Other brands are already seeing successes there. MyGemma is a secondhand online marketplace that sells designer purses and jewelry. Since February, the brand has enabled livestreaming from TikTok and other channels, hosting about 20 events a week. Sales from the platform account for about 15% of revenue this year, with CEO Andrew Brown saying that could be as high as 25% next year. 

The brand, which has about 17,700 TikTok followers, was one of the launch partners for TikTok Shop. Viewers can register for upcoming events — December, for example, featured a “Holiday Deals” shows — that run at different times. Hosts are either MyGemma staff or creators and influencers invited in by the brand. In one recent show, the host stood in front of a display of luxury bags and answers questions about a black Chanel crossbody for $2,802. “An easy, breezy bag,” she called it. “This is truly a little bit of a steal.”

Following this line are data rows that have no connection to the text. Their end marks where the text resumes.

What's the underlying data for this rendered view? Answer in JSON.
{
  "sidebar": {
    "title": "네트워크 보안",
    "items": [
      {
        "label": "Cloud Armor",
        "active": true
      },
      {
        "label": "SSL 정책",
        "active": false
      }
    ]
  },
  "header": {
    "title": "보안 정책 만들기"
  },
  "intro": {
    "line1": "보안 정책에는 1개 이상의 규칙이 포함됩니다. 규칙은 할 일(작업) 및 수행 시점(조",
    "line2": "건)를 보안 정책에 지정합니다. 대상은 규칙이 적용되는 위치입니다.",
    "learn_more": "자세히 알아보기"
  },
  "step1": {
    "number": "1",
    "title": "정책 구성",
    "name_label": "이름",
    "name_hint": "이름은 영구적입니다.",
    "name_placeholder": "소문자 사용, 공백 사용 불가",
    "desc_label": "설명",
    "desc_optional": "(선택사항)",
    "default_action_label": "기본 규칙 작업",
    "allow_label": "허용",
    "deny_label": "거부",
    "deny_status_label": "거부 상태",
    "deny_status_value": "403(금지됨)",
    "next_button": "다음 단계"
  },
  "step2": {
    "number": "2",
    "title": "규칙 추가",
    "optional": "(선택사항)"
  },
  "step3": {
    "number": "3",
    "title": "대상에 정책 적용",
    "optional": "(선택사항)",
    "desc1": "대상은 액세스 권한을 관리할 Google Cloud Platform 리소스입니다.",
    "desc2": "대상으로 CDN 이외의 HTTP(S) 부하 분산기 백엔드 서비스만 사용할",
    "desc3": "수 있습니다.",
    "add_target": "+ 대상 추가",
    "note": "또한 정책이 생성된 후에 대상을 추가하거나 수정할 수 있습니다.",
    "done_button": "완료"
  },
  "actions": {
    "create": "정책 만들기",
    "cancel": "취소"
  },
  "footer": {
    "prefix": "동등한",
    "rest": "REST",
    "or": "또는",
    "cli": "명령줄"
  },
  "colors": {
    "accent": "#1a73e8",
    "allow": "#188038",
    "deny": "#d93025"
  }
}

Beyond TikTok, MyGemma also does live shopping streams on Whatnot, a social marketplace for resellers, and the channels of the creators who sell to their audiences. 

“For us, livestream is an identified channel of opportunity,” Brown said. ”We’ve seen over the last several years how impactful it has been on luxury in China. And while it was slow in coming here, we felt — at least last year and kind of during and post-Covid — that it was definitely going to be a factor and something that we should get involved in.”